To the extent that we were having any risk on posture, that was focused in emerging market stocks and local currency emerging markets debt and to a much smaller extent in international developed equities.
And when we saw a take no prisoners crash in 2008, it was followed by a sorting out process in which the market then looked around at the carnage and asked the question, what got hit to implausibly cheap levels.
There are opportunities in volatility. Look for the alpha associated with a drawdown when you have illiquidity driven fear to snap back and give you a potential positive gain.
Volatility can be our friend, if you're willing to look past the volatility and ask which markets are savaged beyond recognition, and which markets are even post-crash still not cheap. You can actively reposition the portfolio.
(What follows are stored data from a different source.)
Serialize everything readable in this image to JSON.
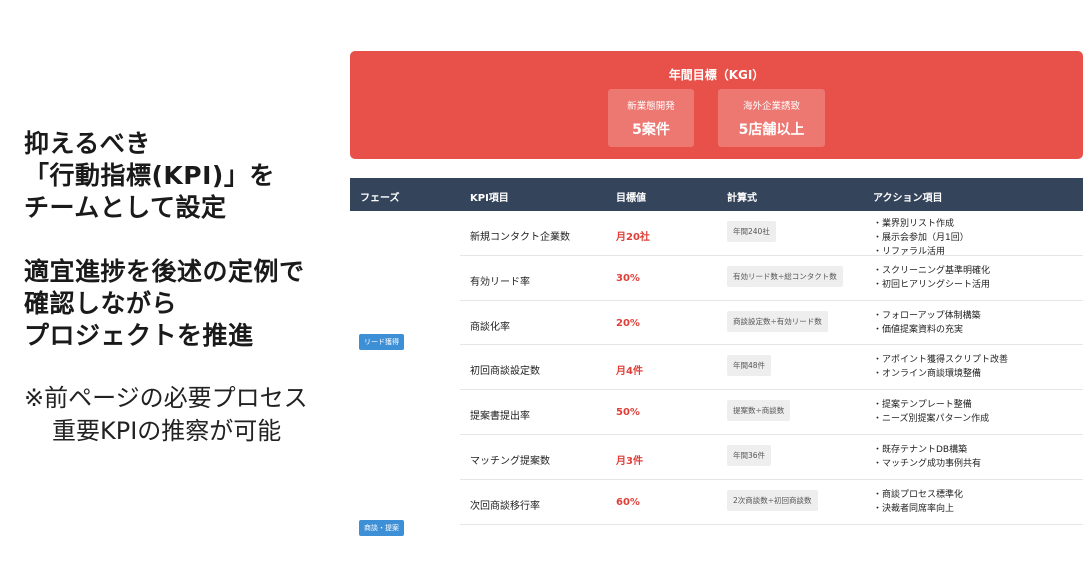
{
  "left": {
    "lead_lines": [
      "抑えるべき",
      "「行動指標(KPI)」を",
      "チームとして設定"
    ],
    "lead_lines2": [
      "適宜進捗を後述の定例で",
      "確認しながら",
      "プロジェクトを推進"
    ],
    "note_lines": [
      "※前ページの必要プロセス",
      "重要KPIの推察が可能"
    ]
  },
  "kgi": {
    "title": "年間目標（KGI）",
    "boxes": [
      {
        "label": "新業態開発",
        "value": "5案件"
      },
      {
        "label": "海外企業誘致",
        "value": "5店舗以上"
      }
    ]
  },
  "table": {
    "headers": [
      "フェーズ",
      "KPI項目",
      "目標値",
      "計算式",
      "アクション項目"
    ],
    "phases": [
      "リード獲得",
      "商談・提案"
    ],
    "rows": [
      {
        "item": "新規コンタクト企業数",
        "target": "月20社",
        "formula": "年間240社",
        "actions": [
          "・業界別リスト作成",
          "・展示会参加（月1回）",
          "・リファラル活用"
        ]
      },
      {
        "item": "有効リード率",
        "target": "30%",
        "formula": "有効リード数÷総コンタクト数",
        "actions": [
          "・スクリーニング基準明確化",
          "・初回ヒアリングシート活用"
        ]
      },
      {
        "item": "商談化率",
        "target": "20%",
        "formula": "商談設定数÷有効リード数",
        "actions": [
          "・フォローアップ体制構築",
          "・価値提案資料の充実"
        ]
      },
      {
        "item": "初回商談設定数",
        "target": "月4件",
        "formula": "年間48件",
        "actions": [
          "・アポイント獲得スクリプト改善",
          "・オンライン商談環境整備"
        ]
      },
      {
        "item": "提案書提出率",
        "target": "50%",
        "formula": "提案数÷商談数",
        "actions": [
          "・提案テンプレート整備",
          "・ニーズ別提案パターン作成"
        ]
      },
      {
        "item": "マッチング提案数",
        "target": "月3件",
        "formula": "年間36件",
        "actions": [
          "・既存テナントDB構築",
          "・マッチング成功事例共有"
        ]
      },
      {
        "item": "次回商談移行率",
        "target": "60%",
        "formula": "2次商談数÷初回商談数",
        "actions": [
          "・商談プロセス標準化",
          "・決裁者同席率向上"
        ]
      }
    ]
  },
  "colors": {
    "accent_red": "#e8514a",
    "header_navy": "#34445a",
    "phase_blue": "#3d8fd6",
    "target_red": "#e0403a"
  }
}
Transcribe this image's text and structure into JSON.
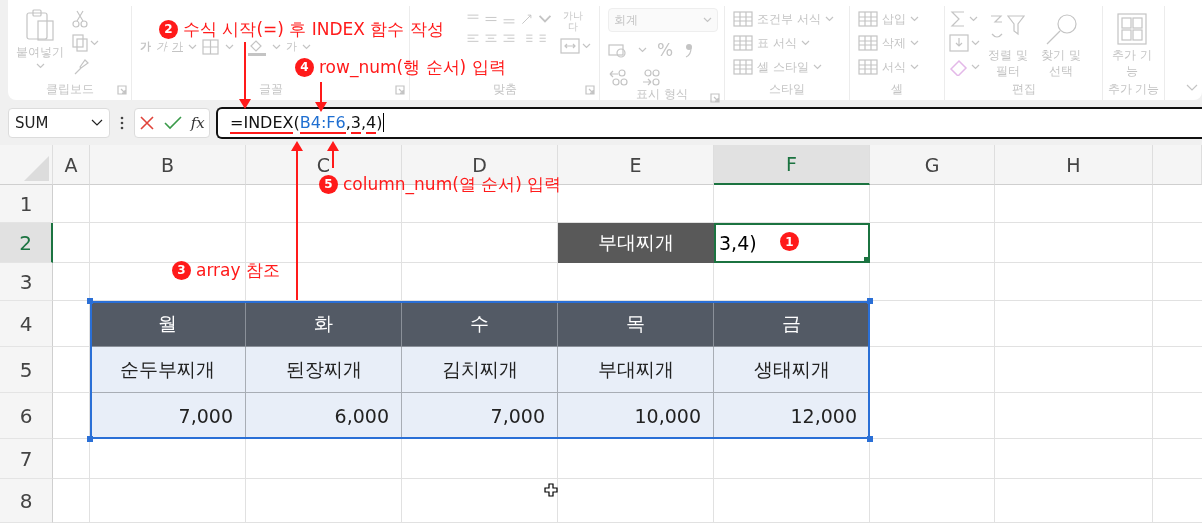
{
  "ribbon": {
    "disabled": true,
    "groups": [
      {
        "kind": "clipboard",
        "label": "클립보드",
        "buttons": [
          {
            "label": "붙여넣기"
          }
        ]
      },
      {
        "kind": "font",
        "label": "글꼴",
        "buttons": [
          {
            "label": "가",
            "kind": "bold"
          },
          {
            "label": "가",
            "kind": "italic"
          },
          {
            "label": "가",
            "kind": "underline"
          },
          {
            "label": "가",
            "kind": "color"
          }
        ]
      },
      {
        "kind": "alignment",
        "label": "맞춤",
        "buttons": [
          {
            "label": "가나다",
            "kind": "wrap"
          }
        ]
      },
      {
        "kind": "number",
        "label": "표시 형식",
        "format": "회계",
        "buttons": [
          {
            "label": "%",
            "kind": "percent"
          }
        ]
      },
      {
        "kind": "styles",
        "label": "스타일",
        "buttons": [
          {
            "label": "조건부 서식"
          },
          {
            "label": "표 서식"
          },
          {
            "label": "셀 스타일"
          }
        ]
      },
      {
        "kind": "cells",
        "label": "셀",
        "buttons": [
          {
            "label": "삽입"
          },
          {
            "label": "삭제"
          },
          {
            "label": "서식"
          }
        ]
      },
      {
        "kind": "editing",
        "label": "편집",
        "buttons": [
          {
            "label": "정렬 및 필터"
          },
          {
            "label": "찾기 및 선택"
          }
        ]
      },
      {
        "kind": "addins",
        "label": "추가 기능",
        "buttons": [
          {
            "label": "추가 기능"
          }
        ]
      }
    ]
  },
  "formula_bar": {
    "name_box": "SUM",
    "function_label": "fx",
    "tokens": [
      {
        "text": "=INDEX",
        "kind": "text",
        "underlined": true
      },
      {
        "text": "(",
        "kind": "text",
        "underlined": false
      },
      {
        "text": "B4:F6",
        "kind": "ref",
        "underlined": true
      },
      {
        "text": ",",
        "kind": "text",
        "underlined": false
      },
      {
        "text": "3",
        "kind": "text",
        "underlined": true
      },
      {
        "text": ",",
        "kind": "text",
        "underlined": false
      },
      {
        "text": "4",
        "kind": "text",
        "underlined": true
      },
      {
        "text": ")",
        "kind": "text",
        "underlined": false
      }
    ]
  },
  "sheet": {
    "columns": [
      {
        "label": "A",
        "selected": false
      },
      {
        "label": "B",
        "selected": false
      },
      {
        "label": "C",
        "selected": false
      },
      {
        "label": "D",
        "selected": false
      },
      {
        "label": "E",
        "selected": false
      },
      {
        "label": "F",
        "selected": true
      },
      {
        "label": "G",
        "selected": false
      },
      {
        "label": "H",
        "selected": false
      }
    ],
    "rows": [
      {
        "label": "1",
        "selected": false
      },
      {
        "label": "2",
        "selected": true
      },
      {
        "label": "3",
        "selected": false
      },
      {
        "label": "4",
        "selected": false
      },
      {
        "label": "5",
        "selected": false
      },
      {
        "label": "6",
        "selected": false
      },
      {
        "label": "7",
        "selected": false
      },
      {
        "label": "8",
        "selected": false
      }
    ],
    "lookup": {
      "label": "부대찌개",
      "value": "3,4)"
    },
    "table": {
      "header": [
        "월",
        "화",
        "수",
        "목",
        "금"
      ],
      "rows": [
        [
          "순두부찌개",
          "된장찌개",
          "김치찌개",
          "부대찌개",
          "생태찌개"
        ],
        [
          "7,000",
          "6,000",
          "7,000",
          "10,000",
          "12,000"
        ]
      ]
    }
  },
  "annotations": [
    {
      "number": "2",
      "text": "수식 시작(=) 후 INDEX 함수 작성"
    },
    {
      "number": "4",
      "text": "row_num(행 순서) 입력"
    },
    {
      "number": "5",
      "text": "column_num(열 순서) 입력"
    },
    {
      "number": "1"
    },
    {
      "number": "3",
      "text": "array 참조"
    }
  ]
}
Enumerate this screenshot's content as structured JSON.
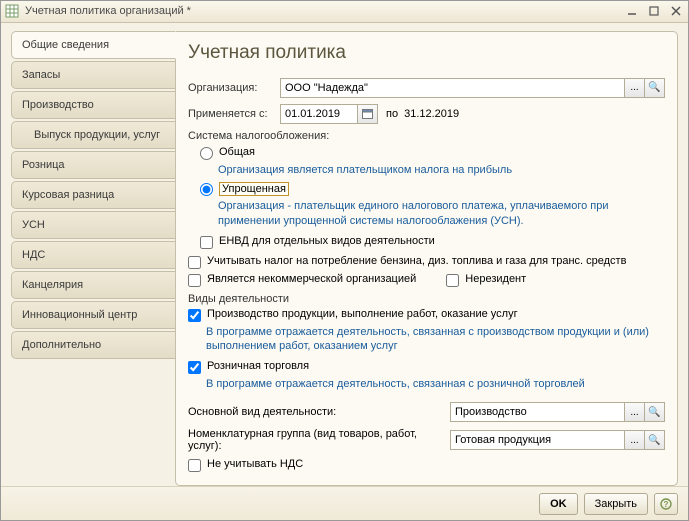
{
  "window": {
    "title": "Учетная политика организаций *"
  },
  "tabs": [
    "Общие сведения",
    "Запасы",
    "Производство",
    "Выпуск продукции, услуг",
    "Розница",
    "Курсовая разница",
    "УСН",
    "НДС",
    "Канцелярия",
    "Инновационный центр",
    "Дополнительно"
  ],
  "heading": "Учетная политика",
  "labels": {
    "org": "Организация:",
    "applies_from": "Применяется с:",
    "to": "по",
    "tax_system": "Система налогообложения:",
    "activity_types": "Виды деятельности",
    "main_activity": "Основной вид деятельности:",
    "nom_group": "Номенклатурная группа (вид товаров, работ, услуг):"
  },
  "values": {
    "org": "ООО \"Надежда\"",
    "date_from": "01.01.2019",
    "date_to": "31.12.2019",
    "main_activity": "Производство",
    "nom_group": "Готовая продукция"
  },
  "radios": {
    "general": "Общая",
    "general_hint": "Организация является плательщиком налога на прибыль",
    "simplified": "Упрощенная",
    "simplified_hint": "Организация - плательщик единого налогового платежа, уплачиваемого при применении упрощенной системы налогооблажения (УСН)."
  },
  "checks": {
    "envd": "ЕНВД для отдельных видов деятельности",
    "fuel_tax": "Учитывать налог на потребление бензина, диз. топлива и газа для транс. средств",
    "noncommercial": "Является некоммерческой организацией",
    "nonresident": "Нерезидент",
    "prod_activity": "Производство  продукции, выполнение работ, оказание услуг",
    "prod_hint": "В программе отражается деятельность, связанная с производством продукции и (или) выполнением работ, оказанием услуг",
    "retail_activity": "Розничная торговля",
    "retail_hint": "В программе отражается деятельность, связанная с розничной торговлей",
    "no_vat": "Не учитывать НДС"
  },
  "buttons": {
    "ok": "OK",
    "close": "Закрыть",
    "ellipsis": "...",
    "search": "🔍"
  }
}
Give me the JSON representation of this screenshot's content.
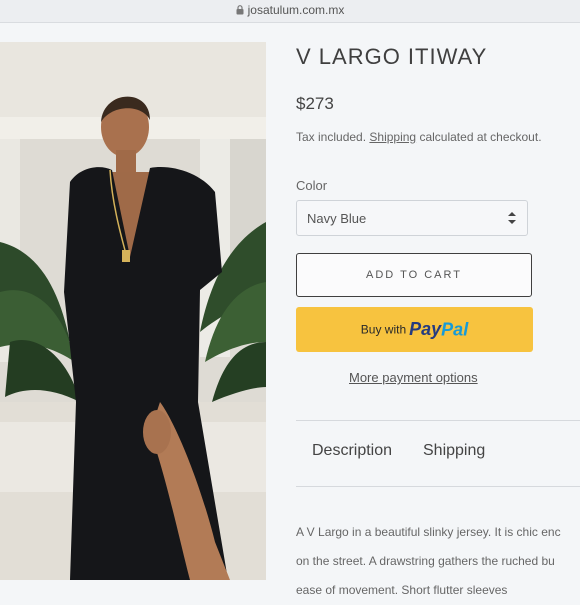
{
  "browser": {
    "url": "josatulum.com.mx"
  },
  "product": {
    "title": "V LARGO ITIWAY",
    "price": "$273",
    "tax_text": "Tax included.",
    "shipping_link": "Shipping",
    "tax_suffix": "calculated at checkout.",
    "color_label": "Color",
    "color_value": "Navy Blue",
    "add_to_cart": "ADD TO CART",
    "paypal_prefix": "Buy with",
    "paypal_pay": "Pay",
    "paypal_pal": "Pal",
    "more_payment": "More payment options"
  },
  "tabs": [
    {
      "label": "Description"
    },
    {
      "label": "Shipping"
    }
  ],
  "description": {
    "lines": [
      "A V Largo in a beautiful slinky jersey. It is chic enc",
      "on the street. A drawstring gathers the ruched bu",
      "ease of movement. Short flutter sleeves"
    ]
  },
  "icons": {
    "lock": "lock-icon",
    "select": "select-chevron-icon"
  },
  "colors": {
    "paypal_bg": "#f7c33f",
    "paypal_blue_dark": "#253b80",
    "paypal_blue_light": "#179bd7"
  }
}
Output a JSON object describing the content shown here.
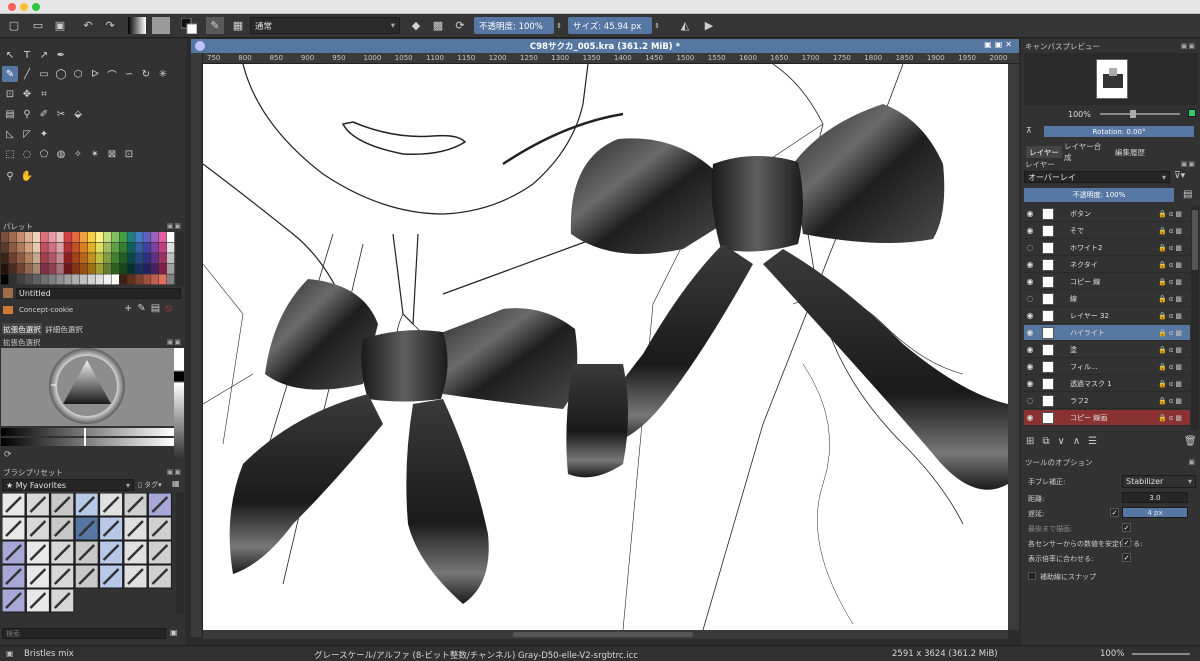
{
  "app": {
    "document_title": "C98サクカ_005.kra (361.2 MiB) *"
  },
  "toolbar": {
    "blend_mode": "通常",
    "opacity": "不透明度: 100%",
    "size": "サイズ: 45.94 px"
  },
  "left_dock": {
    "palette_title": "パレット",
    "color_name": "Untitled",
    "palette_name": "Concept-cookie",
    "selector_tabs": [
      "拡張色選択",
      "詳細色選択"
    ],
    "selector_title": "拡張色選択",
    "brush_title": "ブラシプリセット",
    "brush_tag": "My Favorites",
    "brush_tag_label": "タグ",
    "search_placeholder": "検索"
  },
  "canvas": {
    "ruler_ticks": [
      "750",
      "800",
      "850",
      "900",
      "950",
      "1000",
      "1050",
      "1100",
      "1150",
      "1200",
      "1250",
      "1300",
      "1350",
      "1400",
      "1450",
      "1500",
      "1550",
      "1600",
      "1650",
      "1700",
      "1750",
      "1800",
      "1850",
      "1900",
      "1950",
      "2000"
    ]
  },
  "right_dock": {
    "preview_title": "キャンバスプレビュー",
    "zoom": "100%",
    "rotation": "Rotation: 0.00°",
    "tabs": [
      "レイヤー",
      "レイヤー合成",
      "編集履歴"
    ],
    "layers_title": "レイヤー",
    "layer_blend": "オーバーレイ",
    "layer_opacity": "不透明度: 100%",
    "layers": [
      {
        "name": "ボタン",
        "visible": true
      },
      {
        "name": "そで",
        "visible": true
      },
      {
        "name": "ホワイト2",
        "visible": false
      },
      {
        "name": "ネクタイ",
        "visible": true
      },
      {
        "name": "コピー 線",
        "visible": true
      },
      {
        "name": "線",
        "visible": false
      },
      {
        "name": "レイヤー 32",
        "visible": true
      },
      {
        "name": "ハイライト",
        "visible": true,
        "selected": true
      },
      {
        "name": "塗",
        "visible": true
      },
      {
        "name": "フィル...",
        "visible": true
      },
      {
        "name": "透過マスク 1",
        "visible": true
      },
      {
        "name": "ラフ2",
        "visible": false
      },
      {
        "name": "コピー 線画",
        "visible": true,
        "highlight": true
      }
    ],
    "tool_options_title": "ツールのオプション",
    "smoothing_label": "手ブレ補正:",
    "smoothing_value": "Stabilizer",
    "distance_label": "距離:",
    "distance_value": "3.0",
    "delay_label": "遅延:",
    "delay_value": "4 px",
    "finish_label": "最後まで描画:",
    "pressure_label": "各センサーからの数値を安定化する:",
    "scale_label": "表示倍率に合わせる:",
    "snap_label": "補助線にスナップ"
  },
  "statusbar": {
    "brush": "Bristles mix",
    "color_space": "グレースケール/アルファ (8-ビット整数/チャンネル)  Gray-D50-elle-V2-srgbtrc.icc",
    "dimensions": "2591 x 3624 (361.2 MiB)",
    "zoom": "100%"
  }
}
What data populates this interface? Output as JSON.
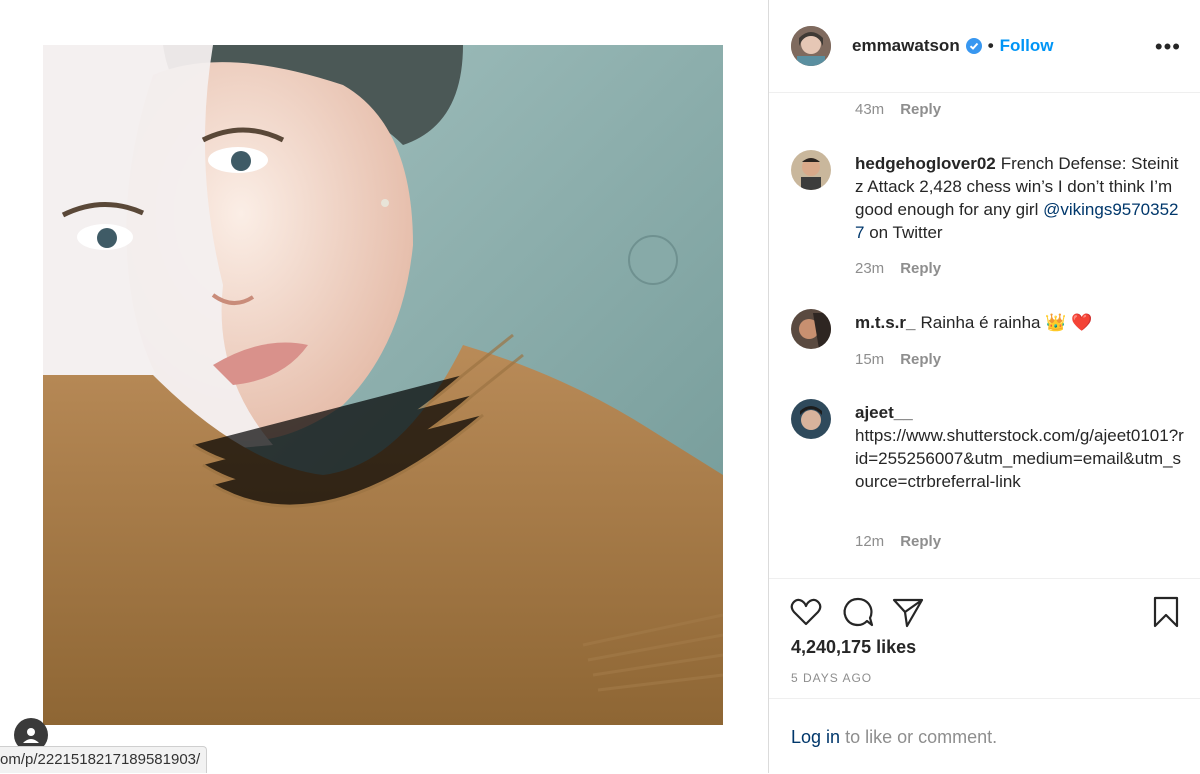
{
  "status_bar": {
    "url": "om/p/2221518217189581903/"
  },
  "post": {
    "username": "emmawatson",
    "separator": "•",
    "follow_label": "Follow",
    "more_label": "•••"
  },
  "comments": [
    {
      "username": "",
      "text": "",
      "time": "43m",
      "reply": "Reply"
    },
    {
      "username": "hedgehoglover02",
      "text": "French Defense: Steinitz Attack 2,428 chess win’s I don’t think I’m good enough for any girl",
      "mention": "@vikings95703527",
      "text_after": "on Twitter",
      "time": "23m",
      "reply": "Reply"
    },
    {
      "username": "m.t.s.r_",
      "text": "Rainha é rainha",
      "emoji": "👑 ❤️",
      "time": "15m",
      "reply": "Reply"
    },
    {
      "username": "ajeet__",
      "text": "https://www.shutterstock.com/g/ajeet0101?rid=255256007&utm_medium=email&utm_source=ctrbreferral-link",
      "time": "12m",
      "reply": "Reply"
    }
  ],
  "actions": {
    "likes": "4,240,175 likes",
    "time_ago": "5 DAYS AGO"
  },
  "login": {
    "link": "Log in",
    "rest": "to like or comment."
  },
  "icons": [
    "verified-badge-icon",
    "more-options-icon",
    "heart-icon",
    "comment-icon",
    "share-icon",
    "bookmark-icon",
    "user-avatar-icon"
  ],
  "colors": {
    "accent": "#0095f6",
    "link": "#00376b",
    "muted": "#8e8e8e",
    "text": "#262626"
  }
}
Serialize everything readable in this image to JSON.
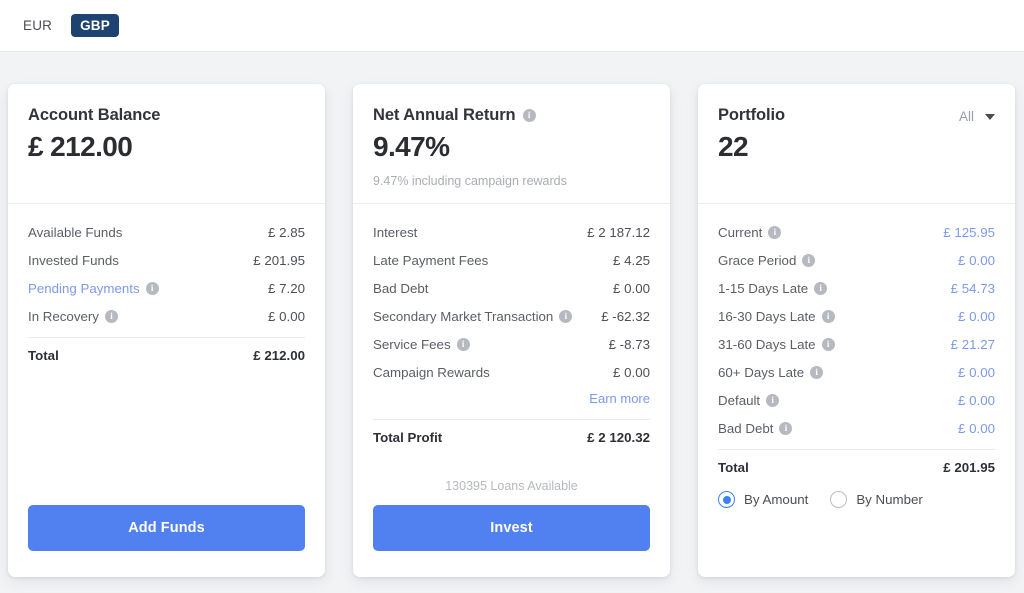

There's three things that can help us, on top of the already substantial yield of the assets that we're invested in. What if inflation expectations recover? Do we really think they're going to stay low for a prolonged period over the coming decade? What about foreign currency as a flight to safety has been superb for US assets and for the dollar relative to foreign currencies. And what about the cheapness of value. What about the potential added alpha associated with the RAE strategies and their current deep value tilts.
We think the time to buy is when you're at peak fear. And my observation on March 17 was we're in a period of peak fear. This is a time to begin averaging in to buying, to begin averaging in to moving a little bit more risk into the portfolio.
So the opportunity for a value snapback, for a snapback in foreign currencies, for a snapback in breakeven inflation rates, in inflation expectations, each of these could give us a handsome tailwind even if the other two don't kick in. If all three of them happen, then you have three tailwinds at once.